The chapel of Our Lady of Good Death is in the neogothic style, erected by the Bloquel family in 1919.

===Domestic Architecture===
The town was generously endowed during the preceding centuries with grand houses and still preserves its rural character thanks to a multitude of Picardy farms.
A stately home, former a feudal castle, known as Petite Chateau, constructed in 1701 by the feudal Du Bus family
Moufflet chateau, 19th century example of the Empire style of construction.
Beaucamp chateau, 19th century.
La Houssoie chateau, 19th century.
La Tilleuls chateau, 19th century.
La Prairière chateau, 19th century.
The farm of Monthodion (Albert Leroy, Les Vieilles Fermes du Pays de Montreuil, T1, p. 77) and other Picardy farms.
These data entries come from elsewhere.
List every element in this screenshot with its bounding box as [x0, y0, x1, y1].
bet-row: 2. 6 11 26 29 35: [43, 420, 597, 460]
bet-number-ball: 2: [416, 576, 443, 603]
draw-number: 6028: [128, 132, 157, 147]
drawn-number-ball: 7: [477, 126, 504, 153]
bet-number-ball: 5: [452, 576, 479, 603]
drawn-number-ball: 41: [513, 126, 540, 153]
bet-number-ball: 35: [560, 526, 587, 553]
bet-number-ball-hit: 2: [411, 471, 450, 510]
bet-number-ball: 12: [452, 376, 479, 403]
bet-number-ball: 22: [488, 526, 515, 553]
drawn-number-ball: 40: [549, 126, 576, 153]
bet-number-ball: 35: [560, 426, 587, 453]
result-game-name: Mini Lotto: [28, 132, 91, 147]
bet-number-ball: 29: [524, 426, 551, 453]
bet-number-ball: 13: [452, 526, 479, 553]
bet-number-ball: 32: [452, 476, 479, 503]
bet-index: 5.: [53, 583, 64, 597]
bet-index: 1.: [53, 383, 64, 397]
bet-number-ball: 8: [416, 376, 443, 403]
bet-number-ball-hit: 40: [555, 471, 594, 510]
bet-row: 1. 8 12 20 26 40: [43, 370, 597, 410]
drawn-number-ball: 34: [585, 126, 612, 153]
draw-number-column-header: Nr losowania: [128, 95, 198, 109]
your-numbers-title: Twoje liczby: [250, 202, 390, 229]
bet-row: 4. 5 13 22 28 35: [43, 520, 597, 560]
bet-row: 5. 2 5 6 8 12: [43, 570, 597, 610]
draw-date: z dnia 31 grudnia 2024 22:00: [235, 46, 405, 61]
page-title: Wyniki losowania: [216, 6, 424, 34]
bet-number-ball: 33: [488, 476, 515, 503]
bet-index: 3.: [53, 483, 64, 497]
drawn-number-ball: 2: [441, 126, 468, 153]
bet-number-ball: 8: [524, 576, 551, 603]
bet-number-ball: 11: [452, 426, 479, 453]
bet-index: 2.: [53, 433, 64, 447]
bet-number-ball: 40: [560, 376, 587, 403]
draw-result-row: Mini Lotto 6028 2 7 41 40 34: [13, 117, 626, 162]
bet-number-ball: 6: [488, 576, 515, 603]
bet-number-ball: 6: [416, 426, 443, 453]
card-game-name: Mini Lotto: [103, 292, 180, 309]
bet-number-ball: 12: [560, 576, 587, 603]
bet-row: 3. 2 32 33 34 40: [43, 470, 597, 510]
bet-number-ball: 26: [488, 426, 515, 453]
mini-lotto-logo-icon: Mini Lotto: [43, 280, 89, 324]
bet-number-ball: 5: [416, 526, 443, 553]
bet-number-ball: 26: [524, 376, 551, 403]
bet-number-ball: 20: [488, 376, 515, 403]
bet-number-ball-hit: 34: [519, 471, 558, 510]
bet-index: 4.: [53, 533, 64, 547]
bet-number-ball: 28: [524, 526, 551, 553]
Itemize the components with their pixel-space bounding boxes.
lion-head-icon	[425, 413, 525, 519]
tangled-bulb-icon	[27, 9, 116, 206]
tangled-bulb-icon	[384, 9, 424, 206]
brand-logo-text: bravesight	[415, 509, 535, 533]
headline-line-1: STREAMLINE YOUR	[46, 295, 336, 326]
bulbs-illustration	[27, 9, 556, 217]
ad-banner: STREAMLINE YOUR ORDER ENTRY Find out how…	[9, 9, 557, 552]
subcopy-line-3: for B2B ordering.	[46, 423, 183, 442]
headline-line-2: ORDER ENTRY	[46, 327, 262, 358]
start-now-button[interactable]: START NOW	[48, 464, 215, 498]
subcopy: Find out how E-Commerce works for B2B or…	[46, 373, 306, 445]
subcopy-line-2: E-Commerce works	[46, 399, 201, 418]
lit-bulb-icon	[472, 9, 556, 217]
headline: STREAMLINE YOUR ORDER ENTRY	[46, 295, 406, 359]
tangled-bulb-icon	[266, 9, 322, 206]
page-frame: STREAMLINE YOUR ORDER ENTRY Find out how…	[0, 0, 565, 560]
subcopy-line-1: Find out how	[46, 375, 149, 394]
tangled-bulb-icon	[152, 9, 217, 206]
===Economy and services===

· Religious Offices
· Library
· Primary School
· Multiuse Hall
· Football pitches and basketball
· Post Office
· Doctors
· Pharmacy
· Camping
· GuestRooms
· Bars and restaurants
· Bakery
· Butchery
· Mechanic and service station
· Hairstylist
· Plumbers
· Joinery
· Iron Foundry
· Agricultural and Horticultural enterprises
· Housing of equipment of work-site.
· Quarry and quarrying equipment

==Events==

The European Meeting of Nature and Hunting, (7000 visitors in 2005, 10000 in 2007)

==Miracles and legends==

- By Roger Rodière, historian and inhabitant of the village, at the end of the 19th century.
Superstition has it that, in Puit-Bérault woods, sorcerers carried out their satanic rites, right up until the Revolution, which seems somewhat exaggerated. They kept, at Wailly, huge sandstone blocks, called 'Sorcerers’ Rocks', of altar shape, on which, it's claimed, the 'Naudois' cut the throats of their victims. These rocks are in various locations: five to the entry of Wailly, towards Airon; a huge one at the start of the woods and three or four opposite Boidin's wine-shop, at the junction with Church St.
Today, these stones have all disappeared.

- Albéric de Calonne tells us of the miracle of St Adrien at Wailly, in the Canton de Montreuil.
"Saint-Adrien the martyr, whose relics were preserved in Haynaut in the city of Grammont, was the object of special worship at Wailly. The Bollandists relate the following:
"October 3rd, 1516, Joan Le Fèvre, wife of Jacques du Bois, who lived at Wailly near Montreuil, was gathering vegetables in her garden when her mother, dead for the past 3 years, appeared before her and said:
"Joan my girl, be assured, I am your mother. Do you remember that during one of your illnesses we promised to make the pilgrimage to Grammont together? Well, because you didn’t fulfil this engagement, I now suffer cruelly in Purgatory!"
The vision disappeared and Joan didn't speak to anyone about it. Eight days later, she was preparing the kitchen fire, when suddenly, her mother appeared again and deprived her of her senses:
"Learn this, that there will be no rest for you until you go and revere the relics of St. Adrien at Grammont!"
The unfortunate woman, deprived of her senses, told her husband, in a lucid moment, what had happened. Jacques du Bois didn't hesitate for a minute and took her, accompanied by a large number of the townsfolk, to Grammont. Immediately after she had kissed the relics of the glorious martyr, Joan opens her eyes and shouted:
"Praise and blessings be to God and St. Adrien, I am cured!"
On the following day, October 18, St Leu's day, she recounted the event in the parish church of Wailly,
in the presence of thirty witnesses. (Acta sanctorum, 8th Sept.)"
The worship of St. Adrien has disappeared nowadays. "

==Sources==

- BLANC Benoît, MAEYAERT Delphine, MORES Pascal, Patrimoine rural en Montreuillois, Cahiers du Musée de Berck, 2003.
- DE CALONNE Albéric, Histoire du canton de Montreuil, Res Universis, 1988.
- LEROY Albert, Les Vieilles Fermes du pays de Montreuil T1, Henry, 1972.
- RODIERE Roger, Le Pays de Montreuil, 1933.
- RODIERE Roger, Notice historique et archéologique du village de Wailly, archives départementales.
- Wailly-Beaucamp hier et aujourd'hui, 2003.
- Histoire d'églises, Service d'animation du patrimoine de Montreuil.
- Dictionnaire du Nord-Pas-de-Calais, Larousse, 2001.